Arry needs to be whisked in for one of those special, one to one’s that Levy so generously gave Modders. So he understands our position. I’m a realist. I’ve said it before the Tottingham faithful are a tough crowd. Possibly one of the worst. I’ve been at The Lane when we were so unhappy we couldn’t even be bothered to boo. But Arry needs to stop staring at what the person on the table next to him is eating – as he pushes his own food ruefully about his plate – and try acting like a flippin’ grown up.
Arry’s stock as a man motivator is in free fall. West Am & Pompey pal, Defoe has been a complete and utter flop. Nobody’s interested in how fab Fat Fwank is looking.
We have arguably one of our own best players in a generation feeling a tad deflated after a failed escape bid and what does the manager do? Join him in a Cheatski love in. How good life and freedom would taste on the other side of the wire. Nobody made either of them sign for us. No claims of duress have been made to the best of my knowledge.
I’m not a religious person – although I do talk to God everyday in my way – and I know for a fact; he’s told me he hates whiners. Whiners will not be inheriting the earth.
Now ex-News Of The Screws journo Neil Ashton has spent the last good few days whining. Whining that his employer has binned him. Ashton is one of several hundred people at the NOTS who was riding on the coat tails of salacious front page headlines.
Oh, I’m sorry. Am I treading on Nelly Welly’s sensibilities there? Overlooking his stellar contribution to football journalism? How terribly remiss of me. Can someone please get it touch with Brian Glanville and Hunter Davies and tell them they never existed. Thank you so much.
I’d put money on your average punter never having heard of Ashton and the bulk of the other hacks before the advent of Twitter. Given exclusive access to clubs, players and never ending supply of complimentary tea and biscuits these guys manage to churn out stuff a semi literate 12 year old could provide.
Ashton tell us he’s ‘frustrated, hurt and angry.’ I bet you are mush. Someone swiping a free drink from your hand is just as galling as having one you paid for taken.
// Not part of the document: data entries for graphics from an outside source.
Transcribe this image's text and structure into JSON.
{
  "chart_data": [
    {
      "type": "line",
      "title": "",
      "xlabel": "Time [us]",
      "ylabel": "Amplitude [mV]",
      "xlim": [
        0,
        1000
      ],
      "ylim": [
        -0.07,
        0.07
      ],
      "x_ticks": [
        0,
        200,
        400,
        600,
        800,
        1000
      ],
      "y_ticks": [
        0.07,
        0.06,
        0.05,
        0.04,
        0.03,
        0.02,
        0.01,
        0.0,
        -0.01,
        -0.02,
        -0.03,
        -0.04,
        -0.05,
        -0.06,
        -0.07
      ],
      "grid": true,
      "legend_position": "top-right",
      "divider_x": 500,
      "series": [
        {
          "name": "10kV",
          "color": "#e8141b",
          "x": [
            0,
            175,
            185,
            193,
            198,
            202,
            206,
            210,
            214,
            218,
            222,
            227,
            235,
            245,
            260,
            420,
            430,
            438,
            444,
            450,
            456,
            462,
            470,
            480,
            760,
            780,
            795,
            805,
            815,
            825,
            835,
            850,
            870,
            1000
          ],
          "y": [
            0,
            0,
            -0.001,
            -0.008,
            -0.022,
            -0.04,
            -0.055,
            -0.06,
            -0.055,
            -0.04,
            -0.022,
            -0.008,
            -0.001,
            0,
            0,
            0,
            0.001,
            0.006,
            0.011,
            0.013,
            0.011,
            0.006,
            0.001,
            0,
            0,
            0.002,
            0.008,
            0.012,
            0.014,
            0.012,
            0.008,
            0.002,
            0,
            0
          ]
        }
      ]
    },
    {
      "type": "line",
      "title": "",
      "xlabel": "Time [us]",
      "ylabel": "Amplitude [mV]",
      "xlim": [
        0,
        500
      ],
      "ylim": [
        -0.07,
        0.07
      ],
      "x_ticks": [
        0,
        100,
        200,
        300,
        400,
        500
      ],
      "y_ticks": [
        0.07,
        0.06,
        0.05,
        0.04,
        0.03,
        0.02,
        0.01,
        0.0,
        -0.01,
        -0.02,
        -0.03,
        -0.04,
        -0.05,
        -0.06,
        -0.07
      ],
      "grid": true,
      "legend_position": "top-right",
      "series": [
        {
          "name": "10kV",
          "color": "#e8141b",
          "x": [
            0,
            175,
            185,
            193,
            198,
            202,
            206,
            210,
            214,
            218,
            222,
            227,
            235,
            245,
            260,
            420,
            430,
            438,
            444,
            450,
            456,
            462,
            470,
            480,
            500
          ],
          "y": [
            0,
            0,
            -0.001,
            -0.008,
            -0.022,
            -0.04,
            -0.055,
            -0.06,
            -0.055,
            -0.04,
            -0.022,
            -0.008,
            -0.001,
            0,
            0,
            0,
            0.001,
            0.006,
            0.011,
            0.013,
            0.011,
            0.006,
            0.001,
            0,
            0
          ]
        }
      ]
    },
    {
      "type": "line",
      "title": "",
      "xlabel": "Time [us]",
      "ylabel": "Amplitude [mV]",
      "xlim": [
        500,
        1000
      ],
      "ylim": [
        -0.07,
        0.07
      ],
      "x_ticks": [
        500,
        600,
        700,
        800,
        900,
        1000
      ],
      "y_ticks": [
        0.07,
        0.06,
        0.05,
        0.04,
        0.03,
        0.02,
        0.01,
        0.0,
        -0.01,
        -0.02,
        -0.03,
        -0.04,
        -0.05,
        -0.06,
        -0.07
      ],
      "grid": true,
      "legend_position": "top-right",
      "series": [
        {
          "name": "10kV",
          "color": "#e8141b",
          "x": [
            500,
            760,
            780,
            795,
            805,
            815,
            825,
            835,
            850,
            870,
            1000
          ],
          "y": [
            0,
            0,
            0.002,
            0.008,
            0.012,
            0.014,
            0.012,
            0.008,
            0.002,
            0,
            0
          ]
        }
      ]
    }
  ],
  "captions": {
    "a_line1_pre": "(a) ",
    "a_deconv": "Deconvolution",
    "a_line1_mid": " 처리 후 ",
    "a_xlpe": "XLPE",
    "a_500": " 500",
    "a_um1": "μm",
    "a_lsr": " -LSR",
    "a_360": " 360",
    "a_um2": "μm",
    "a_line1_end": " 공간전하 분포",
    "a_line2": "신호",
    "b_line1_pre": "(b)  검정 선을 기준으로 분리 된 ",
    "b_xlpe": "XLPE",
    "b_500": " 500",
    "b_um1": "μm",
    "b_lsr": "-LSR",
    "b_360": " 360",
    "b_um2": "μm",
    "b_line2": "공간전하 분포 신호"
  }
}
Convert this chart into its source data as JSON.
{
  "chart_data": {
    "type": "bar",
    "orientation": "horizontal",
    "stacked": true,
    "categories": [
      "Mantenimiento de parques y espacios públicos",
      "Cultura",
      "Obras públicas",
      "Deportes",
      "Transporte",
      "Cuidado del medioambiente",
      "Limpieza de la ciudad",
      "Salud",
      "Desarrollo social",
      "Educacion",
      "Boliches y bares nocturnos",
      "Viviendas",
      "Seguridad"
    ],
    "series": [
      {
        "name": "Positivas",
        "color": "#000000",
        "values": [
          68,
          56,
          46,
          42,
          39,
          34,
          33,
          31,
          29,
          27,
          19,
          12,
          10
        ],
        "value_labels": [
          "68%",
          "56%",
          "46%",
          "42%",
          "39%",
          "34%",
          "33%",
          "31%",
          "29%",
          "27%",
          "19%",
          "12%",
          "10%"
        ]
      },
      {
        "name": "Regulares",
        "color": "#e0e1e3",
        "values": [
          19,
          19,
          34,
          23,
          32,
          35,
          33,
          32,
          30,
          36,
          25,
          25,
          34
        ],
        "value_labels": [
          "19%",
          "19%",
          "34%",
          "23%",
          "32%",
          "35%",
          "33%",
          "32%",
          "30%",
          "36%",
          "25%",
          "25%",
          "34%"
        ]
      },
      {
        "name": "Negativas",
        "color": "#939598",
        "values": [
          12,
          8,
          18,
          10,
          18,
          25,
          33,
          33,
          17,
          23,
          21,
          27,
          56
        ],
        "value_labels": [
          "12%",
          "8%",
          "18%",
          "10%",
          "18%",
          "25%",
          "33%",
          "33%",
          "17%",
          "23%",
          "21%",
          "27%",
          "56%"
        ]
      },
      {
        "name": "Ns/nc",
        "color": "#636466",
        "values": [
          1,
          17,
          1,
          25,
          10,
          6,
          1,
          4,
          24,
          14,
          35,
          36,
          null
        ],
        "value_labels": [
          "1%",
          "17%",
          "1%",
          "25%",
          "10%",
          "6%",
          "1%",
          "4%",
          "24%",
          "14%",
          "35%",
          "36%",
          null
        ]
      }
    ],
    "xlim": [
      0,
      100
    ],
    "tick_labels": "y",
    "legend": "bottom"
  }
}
You were working for a morally bankrupt organization that was breaking the law relentlessly in order to sell newspapers. And now you’re facing the bleak prospect of having to get a job based on your own work opposed to coining it off the back of a household name.
So the lesson of the day is that there really is little quite as dull as other people’s woes. You’re not happy, look at why and change what you’re doing. Whining about it is not only boring; it’s utterly pointless.
‘I really don’t like doing things I don’t like doing’. I said.
She replied, ‘Bless you love, have you only just noticed?”